As a Certified Veracity Sleuth, I Find AI Missteps More Frequently Than You’d Imagine

“I’m a Professional Fact-Checker. AI Is Wrong More Often Than You Think”

“ANY TECHNOLOGY THAT seeks to manipulate or sort through human language is confronted with one inescapable fact: Our online writing is a mess. We humans are an error-prone bunch…”

The original article rightly points out the unnerving reality that human online language is an intricate labyrinth of cryptic expressions, typos, and a cavalcade of emojis. It’s no wonder that AI, with its logical-to-a-fault and binary nature, is often caught off guard, like a deer in headlights. For Artificial Intelligence, learning to interpret, comprehend, and respond to this ‘creative’ human lexicon is akin to trying to solve a jigsaw puzzle on a rollercoaster.

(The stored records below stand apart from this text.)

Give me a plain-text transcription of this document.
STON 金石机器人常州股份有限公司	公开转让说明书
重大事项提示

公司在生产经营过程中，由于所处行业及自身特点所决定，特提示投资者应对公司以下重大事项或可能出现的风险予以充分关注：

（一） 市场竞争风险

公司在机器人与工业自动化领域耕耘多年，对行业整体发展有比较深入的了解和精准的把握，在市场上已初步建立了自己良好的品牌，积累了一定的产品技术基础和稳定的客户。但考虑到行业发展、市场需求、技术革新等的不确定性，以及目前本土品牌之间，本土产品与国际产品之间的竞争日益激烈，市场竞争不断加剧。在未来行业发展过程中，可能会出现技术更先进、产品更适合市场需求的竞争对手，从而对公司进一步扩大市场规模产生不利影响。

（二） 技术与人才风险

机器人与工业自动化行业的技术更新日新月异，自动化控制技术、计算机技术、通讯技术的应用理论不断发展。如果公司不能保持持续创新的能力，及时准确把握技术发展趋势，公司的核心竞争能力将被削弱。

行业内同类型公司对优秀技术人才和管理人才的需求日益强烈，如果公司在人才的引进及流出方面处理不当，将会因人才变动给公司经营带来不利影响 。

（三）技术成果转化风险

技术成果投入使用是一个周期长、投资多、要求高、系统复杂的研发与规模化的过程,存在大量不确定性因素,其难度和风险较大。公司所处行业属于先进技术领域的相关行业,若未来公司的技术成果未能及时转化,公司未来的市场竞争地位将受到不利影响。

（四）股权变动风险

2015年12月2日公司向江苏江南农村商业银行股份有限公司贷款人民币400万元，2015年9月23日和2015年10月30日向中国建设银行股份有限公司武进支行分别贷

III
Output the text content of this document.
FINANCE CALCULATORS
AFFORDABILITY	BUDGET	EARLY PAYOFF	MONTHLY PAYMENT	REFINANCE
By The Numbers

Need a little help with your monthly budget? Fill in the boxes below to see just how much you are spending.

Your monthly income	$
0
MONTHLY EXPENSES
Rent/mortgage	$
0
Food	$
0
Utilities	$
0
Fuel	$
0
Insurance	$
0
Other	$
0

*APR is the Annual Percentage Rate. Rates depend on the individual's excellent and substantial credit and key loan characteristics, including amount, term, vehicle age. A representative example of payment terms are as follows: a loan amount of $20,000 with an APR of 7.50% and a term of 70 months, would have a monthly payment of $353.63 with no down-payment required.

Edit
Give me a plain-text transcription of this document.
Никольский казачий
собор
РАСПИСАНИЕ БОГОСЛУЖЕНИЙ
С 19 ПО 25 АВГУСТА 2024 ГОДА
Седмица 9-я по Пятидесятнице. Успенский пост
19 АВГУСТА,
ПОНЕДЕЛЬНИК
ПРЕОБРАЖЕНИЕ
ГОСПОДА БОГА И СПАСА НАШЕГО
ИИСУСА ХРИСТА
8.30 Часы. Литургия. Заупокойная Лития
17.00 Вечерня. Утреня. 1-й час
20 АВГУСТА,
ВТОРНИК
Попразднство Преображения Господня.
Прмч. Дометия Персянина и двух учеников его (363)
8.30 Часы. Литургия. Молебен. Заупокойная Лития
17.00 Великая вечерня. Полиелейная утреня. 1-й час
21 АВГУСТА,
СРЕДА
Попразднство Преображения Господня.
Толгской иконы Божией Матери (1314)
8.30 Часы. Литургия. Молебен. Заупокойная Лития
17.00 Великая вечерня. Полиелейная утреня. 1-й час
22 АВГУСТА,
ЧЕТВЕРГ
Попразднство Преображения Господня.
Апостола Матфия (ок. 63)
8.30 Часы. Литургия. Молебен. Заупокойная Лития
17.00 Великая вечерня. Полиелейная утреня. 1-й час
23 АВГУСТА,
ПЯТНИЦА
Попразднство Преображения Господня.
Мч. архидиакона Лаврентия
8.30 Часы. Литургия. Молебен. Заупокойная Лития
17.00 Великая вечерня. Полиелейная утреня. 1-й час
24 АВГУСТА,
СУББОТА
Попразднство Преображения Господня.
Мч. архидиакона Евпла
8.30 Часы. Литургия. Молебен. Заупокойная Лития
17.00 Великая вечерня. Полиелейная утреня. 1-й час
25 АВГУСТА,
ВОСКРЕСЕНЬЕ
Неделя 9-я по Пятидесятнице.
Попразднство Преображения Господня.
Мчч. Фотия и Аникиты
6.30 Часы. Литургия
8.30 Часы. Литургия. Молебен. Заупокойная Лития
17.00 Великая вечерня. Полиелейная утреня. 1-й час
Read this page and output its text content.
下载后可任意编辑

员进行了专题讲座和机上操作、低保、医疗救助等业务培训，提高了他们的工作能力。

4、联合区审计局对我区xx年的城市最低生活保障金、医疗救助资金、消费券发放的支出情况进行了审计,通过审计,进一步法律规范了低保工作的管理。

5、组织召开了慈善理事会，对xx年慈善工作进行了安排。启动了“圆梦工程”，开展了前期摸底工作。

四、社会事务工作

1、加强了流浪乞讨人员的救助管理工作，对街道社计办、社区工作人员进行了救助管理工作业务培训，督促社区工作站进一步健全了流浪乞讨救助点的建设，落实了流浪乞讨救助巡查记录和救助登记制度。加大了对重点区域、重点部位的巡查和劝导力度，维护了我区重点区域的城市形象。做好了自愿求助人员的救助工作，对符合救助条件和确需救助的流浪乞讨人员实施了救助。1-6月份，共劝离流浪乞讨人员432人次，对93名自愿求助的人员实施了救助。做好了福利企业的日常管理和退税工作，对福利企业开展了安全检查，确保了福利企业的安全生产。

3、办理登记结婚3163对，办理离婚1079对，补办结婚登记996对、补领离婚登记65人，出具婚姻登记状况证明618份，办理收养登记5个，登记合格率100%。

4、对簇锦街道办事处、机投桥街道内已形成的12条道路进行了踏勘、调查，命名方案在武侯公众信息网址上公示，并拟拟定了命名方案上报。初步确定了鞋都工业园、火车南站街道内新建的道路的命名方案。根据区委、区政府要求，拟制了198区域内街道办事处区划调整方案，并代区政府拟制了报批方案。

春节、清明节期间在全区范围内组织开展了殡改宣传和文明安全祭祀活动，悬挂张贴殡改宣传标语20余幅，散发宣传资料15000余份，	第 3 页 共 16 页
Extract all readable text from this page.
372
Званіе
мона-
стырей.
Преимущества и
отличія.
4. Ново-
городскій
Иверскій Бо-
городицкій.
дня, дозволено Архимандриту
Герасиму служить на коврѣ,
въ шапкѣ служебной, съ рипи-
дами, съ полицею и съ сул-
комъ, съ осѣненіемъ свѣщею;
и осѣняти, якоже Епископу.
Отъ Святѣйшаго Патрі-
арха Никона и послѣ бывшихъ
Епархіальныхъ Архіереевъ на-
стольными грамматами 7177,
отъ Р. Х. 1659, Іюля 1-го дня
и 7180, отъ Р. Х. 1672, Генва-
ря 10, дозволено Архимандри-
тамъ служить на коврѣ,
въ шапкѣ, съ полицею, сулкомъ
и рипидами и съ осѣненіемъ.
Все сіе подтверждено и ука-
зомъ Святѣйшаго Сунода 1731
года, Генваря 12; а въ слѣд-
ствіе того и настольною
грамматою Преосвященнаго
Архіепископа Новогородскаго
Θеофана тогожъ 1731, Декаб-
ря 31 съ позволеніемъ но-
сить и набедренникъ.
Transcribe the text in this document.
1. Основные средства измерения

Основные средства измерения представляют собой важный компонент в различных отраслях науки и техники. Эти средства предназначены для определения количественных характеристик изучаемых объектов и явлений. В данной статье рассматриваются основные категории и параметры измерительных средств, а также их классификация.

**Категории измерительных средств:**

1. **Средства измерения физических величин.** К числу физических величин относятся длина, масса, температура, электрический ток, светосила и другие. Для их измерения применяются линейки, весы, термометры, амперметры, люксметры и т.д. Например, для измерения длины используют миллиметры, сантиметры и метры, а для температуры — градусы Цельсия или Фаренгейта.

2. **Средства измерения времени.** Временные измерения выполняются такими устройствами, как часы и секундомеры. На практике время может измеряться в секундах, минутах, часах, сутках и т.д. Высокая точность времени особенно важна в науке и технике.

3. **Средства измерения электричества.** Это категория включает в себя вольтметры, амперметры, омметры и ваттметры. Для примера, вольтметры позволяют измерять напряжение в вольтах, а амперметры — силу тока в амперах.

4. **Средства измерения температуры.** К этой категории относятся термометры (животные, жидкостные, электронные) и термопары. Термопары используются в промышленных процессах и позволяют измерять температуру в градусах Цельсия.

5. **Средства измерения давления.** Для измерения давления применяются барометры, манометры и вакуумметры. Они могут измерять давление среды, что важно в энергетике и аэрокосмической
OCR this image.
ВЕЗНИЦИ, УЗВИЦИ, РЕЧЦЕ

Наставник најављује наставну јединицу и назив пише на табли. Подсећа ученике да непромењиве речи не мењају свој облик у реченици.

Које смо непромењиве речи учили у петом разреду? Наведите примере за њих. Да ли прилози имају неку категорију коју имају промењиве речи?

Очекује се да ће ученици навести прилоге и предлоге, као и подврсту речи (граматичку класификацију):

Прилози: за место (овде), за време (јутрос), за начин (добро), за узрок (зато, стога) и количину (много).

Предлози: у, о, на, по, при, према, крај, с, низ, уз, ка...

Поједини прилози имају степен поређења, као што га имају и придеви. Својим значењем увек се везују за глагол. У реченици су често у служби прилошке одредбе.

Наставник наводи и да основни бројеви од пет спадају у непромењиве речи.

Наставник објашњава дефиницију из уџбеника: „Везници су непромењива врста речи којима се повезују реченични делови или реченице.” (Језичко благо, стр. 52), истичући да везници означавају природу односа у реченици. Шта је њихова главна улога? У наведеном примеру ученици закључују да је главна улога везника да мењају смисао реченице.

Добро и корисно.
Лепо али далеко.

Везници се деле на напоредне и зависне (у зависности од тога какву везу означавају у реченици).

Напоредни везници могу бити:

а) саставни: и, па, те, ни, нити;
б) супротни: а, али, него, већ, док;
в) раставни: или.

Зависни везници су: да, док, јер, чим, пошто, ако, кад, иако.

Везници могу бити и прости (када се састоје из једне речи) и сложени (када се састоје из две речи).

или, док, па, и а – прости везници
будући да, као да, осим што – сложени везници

Let’s take a stroll through the world of fact-checking AI. No, don’t fear, it isn’t another Terminator sequel, but it is definitely an adventurous ride. Hop on!

Understanding and deciphering human language are two sides of one coin. While ‘Alexa’ and ‘Siri’, have passed this challenge with flying colors to some extent, there are colossal barriers yet to overcome when it comes to text interpretation. So here is the ultimate catch-22: we need AI to understand our gobbledygook, but our nonsensical jargon is precisely what has our beloved bots doing the silicon equivalent of scratching their heads. How refreshingly ironic!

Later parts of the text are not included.